By Tom Ellsworth
Gen. George Washington wanted chaplains to serve with the Continental Army during the American War for Independence. Due to a lack of funds, however, Congress would not authorize such commissions. Nevertheless, John Hurt, an Anglican minister, joined the fight and became a chaplain to the brigade under the command of Gen. George Weedon.
Known as “bravest of the brave,” Hurt served alongside his fellow Virginia soldiers in historic battles at Trenton, Brandywine Creek, Monmouth, and more. He endured the winter encampment at Valley Forge and was even captured by the British. So, when Congress finally authorized the role of chaplain in 1791, it is no surprise that John Hurt became the first to serve officially in that capacity.
Throughout history, the U.S. military has required a chaplain be endorsed by a religious organization to qualify for active-duty service.

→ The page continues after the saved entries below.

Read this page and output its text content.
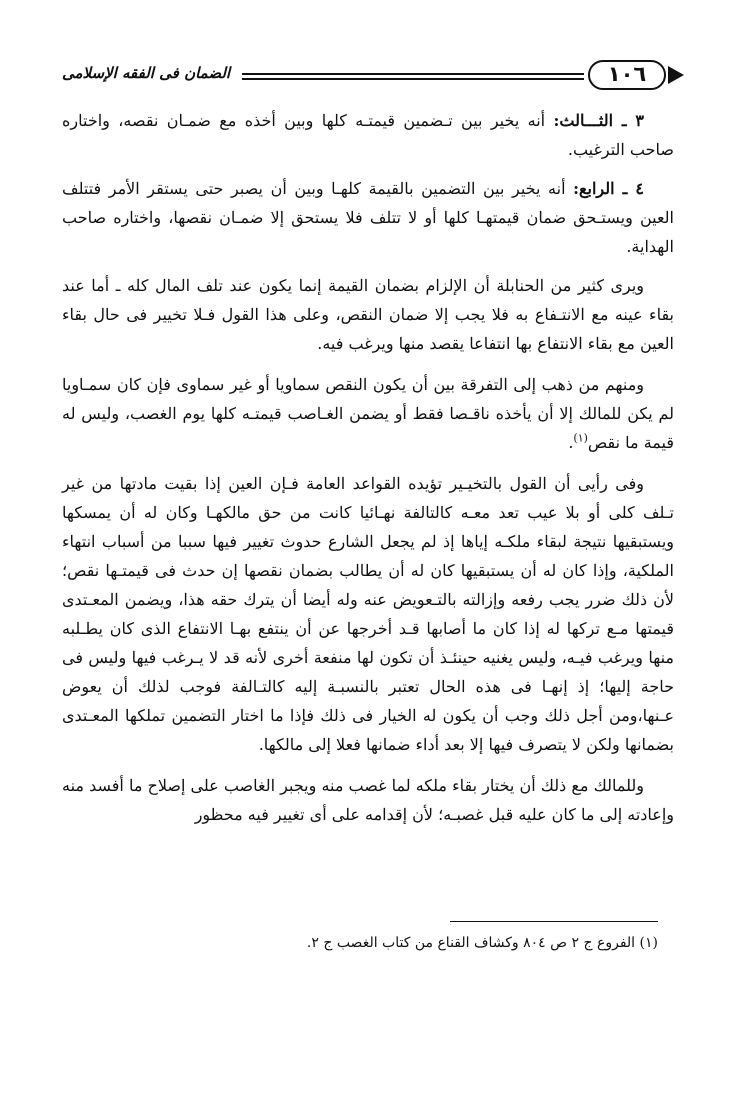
الضمان فى الفقه الإسلامى	١٠٦

٣ ـ الثـــالث: أنه يخير بين تـضمين قيمتـه كلها وبين أخذه مع ضمـان نقصه، واختاره صاحب الترغيب.

٤ ـ الرابع: أنه يخير بين التضمين بالقيمة كلهـا وبين أن يصبر حتى يستقر الأمر فتتلف العين ويستـحق ضمان قيمتهـا كلها أو لا تتلف فلا يستحق إلا ضمـان نقصها، واختاره صاحب الهداية.

ويرى كثير من الحنابلة أن الإلزام بضمان القيمة إنما يكون عند تلف المال كله ـ أما عند بقاء عينه مع الانتـفاع به فلا يجب إلا ضمان النقص، وعلى هذا القول فـلا تخيير فى حال بقاء العين مع بقاء الانتفاع بها انتفاعا يقصد منها ويرغب فيه.

ومنهم من ذهب إلى التفرقة بين أن يكون النقص سماويا أو غير سماوى فإن كان سمـاويا لم يكن للمالك إلا أن يأخذه ناقـصا فقط أو يضمن الغـاصب قيمتـه كلها يوم الغصب، وليس له قيمة ما نقص$^{(١)}$.

وفى رأيى أن القول بالتخيـير تؤيده القواعد العامة فـإن العين إذا بقيت مادتها من غير تـلف كلى أو بلا عيب تعد معـه كالتالفة نهـائيا كانت من حق مالكهـا وكان له أن يمسكها ويستبقيها نتيجة لبقاء ملكـه إياها إذ لم يجعل الشارع حدوث تغيير فيها سببا من أسباب انتهاء الملكية، وإذا كان له أن يستبقيها كان له أن يطالب بضمان نقصها إن حدث فى قيمتـها نقص؛ لأن ذلك ضرر يجب رفعه وإزالته بالتـعويض عنه وله أيضا أن يترك حقه هذا، ويضمن المعـتدى قيمتها مـع تركها له إذا كان ما أصابها قـد أخرجها عن أن ينتفع بهـا الانتفاع الذى كان يطـلبه منها ويرغب فيـه، وليس يغنيه حينئـذ أن تكون لها منفعة أخرى لأنه قد لا يـرغب فيها وليس فى حاجة إليها؛ إذ إنهـا فى هذه الحال تعتبر بالنسبـة إليه كالتـالفة فوجب لذلك أن يعوض عـنها،ومن أجل ذلك وجب أن يكون له الخيار فى ذلك فإذا ما اختار التضمين تملكها المعـتدى بضمانها ولكن لا يتصرف فيها إلا بعد أداء ضمانها فعلا إلى مالكها.

وللمالك مع ذلك أن يختار بقاء ملكه لما غصب منه ويجبر الغاصب على إصلاح ما أفسد منه وإعادته إلى ما كان عليه قبل غصبـه؛ لأن إقدامه على أى تغيير فيه محظور

(١) الفروع ج ٢ ص ٨٠٤ وكشاف القناع من كتاب الغصب ج ٢.
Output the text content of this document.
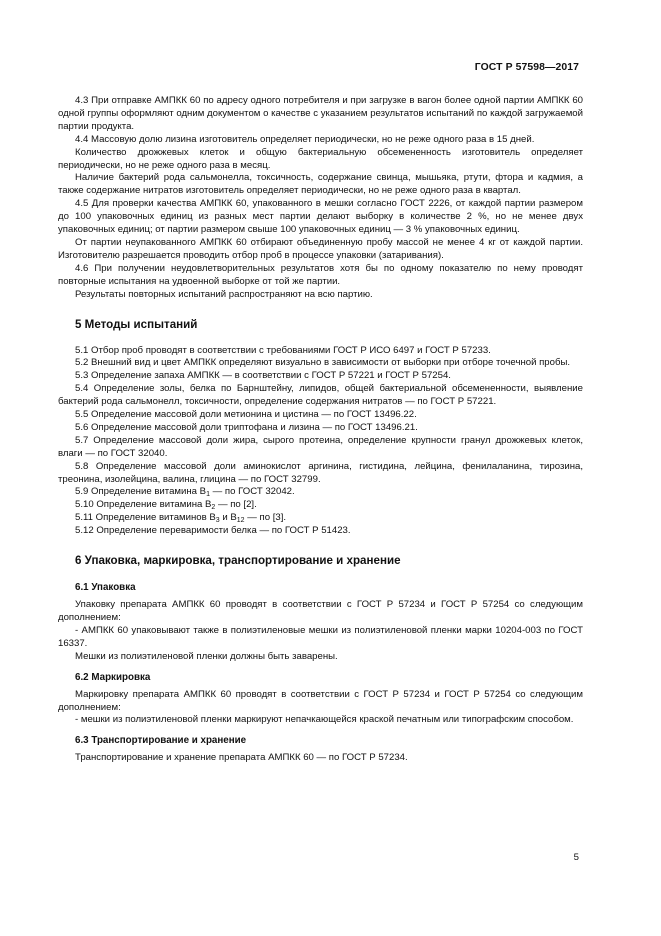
ГОСТ Р 57598—2017

4.3 При отправке АМПКК 60 по адресу одного потребителя и при загрузке в вагон более одной партии АМПКК 60 одной группы оформляют одним документом о качестве с указанием результатов испытаний по каждой загружаемой партии продукта.

4.4 Массовую долю лизина изготовитель определяет периодически, но не реже одного раза в 15 дней.

Количество дрожжевых клеток и общую бактериальную обсемененность изготовитель определяет периодически, но не реже одного раза в месяц.

Наличие бактерий рода сальмонелла, токсичность, содержание свинца, мышьяка, ртути, фтора и кадмия, а также содержание нитратов изготовитель определяет периодически, но не реже одного раза в квартал.

4.5 Для проверки качества АМПКК 60, упакованного в мешки согласно ГОСТ 2226, от каждой партии размером до 100 упаковочных единиц из разных мест партии делают выборку в количестве 2 %, но не менее двух упаковочных единиц; от партии размером свыше 100 упаковочных единиц — 3 % упаковочных единиц.

От партии неупакованного АМПКК 60 отбирают объединенную пробу массой не менее 4 кг от каждой партии. Изготовителю разрешается проводить отбор проб в процессе упаковки (затаривания).

4.6 При получении неудовлетворительных результатов хотя бы по одному показателю по нему проводят повторные испытания на удвоенной выборке от той же партии.

Результаты повторных испытаний распространяют на всю партию.

5 Методы испытаний

5.1 Отбор проб проводят в соответствии с требованиями ГОСТ Р ИСО 6497 и ГОСТ Р 57233.

5.2 Внешний вид и цвет АМПКК определяют визуально в зависимости от выборки при отборе точечной пробы.

5.3 Определение запаха АМПКК — в соответствии с ГОСТ Р 57221 и ГОСТ Р 57254.

5.4 Определение золы, белка по Барнштейну, липидов, общей бактериальной обсемененности, выявление бактерий рода сальмонелл, токсичности, определение содержания нитратов — по ГОСТ Р 57221.

5.5 Определение массовой доли метионина и цистина — по ГОСТ 13496.22.

5.6 Определение массовой доли триптофана и лизина — по ГОСТ 13496.21.

5.7 Определение массовой доли жира, сырого протеина, определение крупности гранул дрожжевых клеток, влаги — по ГОСТ 32040.

5.8 Определение массовой доли аминокислот аргинина, гистидина, лейцина, фенилаланина, тирозина, треонина, изолейцина, валина, глицина — по ГОСТ 32799.

5.9 Определение витамина $B_1$ — по ГОСТ 32042.

5.10 Определение витамина $B_2$ — по [2].

5.11 Определение витаминов $B_3$ и $B_{12}$ — по [3].

5.12 Определение переваримости белка — по ГОСТ Р 51423.

6 Упаковка, маркировка, транспортирование и хранение
6.1 Упаковка

Упаковку препарата АМПКК 60 проводят в соответствии с ГОСТ Р 57234 и ГОСТ Р 57254 со следующим дополнением:

- АМПКК 60 упаковывают также в полиэтиленовые мешки из полиэтиленовой пленки марки 10204-003 по ГОСТ 16337.

Мешки из полиэтиленовой пленки должны быть заварены.

6.2 Маркировка

Маркировку препарата АМПКК 60 проводят в соответствии с ГОСТ Р 57234 и ГОСТ Р 57254 со следующим дополнением:

- мешки из полиэтиленовой пленки маркируют непачкающейся краской печатным или типографским способом.

6.3 Транспортирование и хранение

Транспортирование и хранение препарата АМПКК 60 — по ГОСТ Р 57234.

5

For denominations, that was not an issue, but how does a nondenominational entity like the Christian churches and churches of Christ meet that requirement?
A Serendipitous Start
The need for chaplains was so desperate during World War II that the Army relaxed its affiliation prerequisite to help meet the demand. Many ministers from the independent Christian churches stepped into that role and served faithfully. However, following the war, the military returned to the original requirements. One former chaplain, Guy Mayfield, joined forces with Charles Gresham, James D. Murch, Chaplain Charles Trinkle, and other recognized leaders to create the Chaplaincy Endorsement Commission of the Christian Churches and Churches of Christ. In 1969, the commission officially came together and has been serving the churches of the Stone-Campbell Movement ever since.
Retired Col. Charles Trinkle became the first executive director. The original 12 commissioners came from former chaplains, institutions of higher education, ministers of local congregations, and mission agencies. Today, the CEC strives to maintain a similar diverse balance. While I did not serve in the military, it has been my great honor to serve on this commission and in some small way help provide outstanding chaplains to lead and serve in our nation’s armed services.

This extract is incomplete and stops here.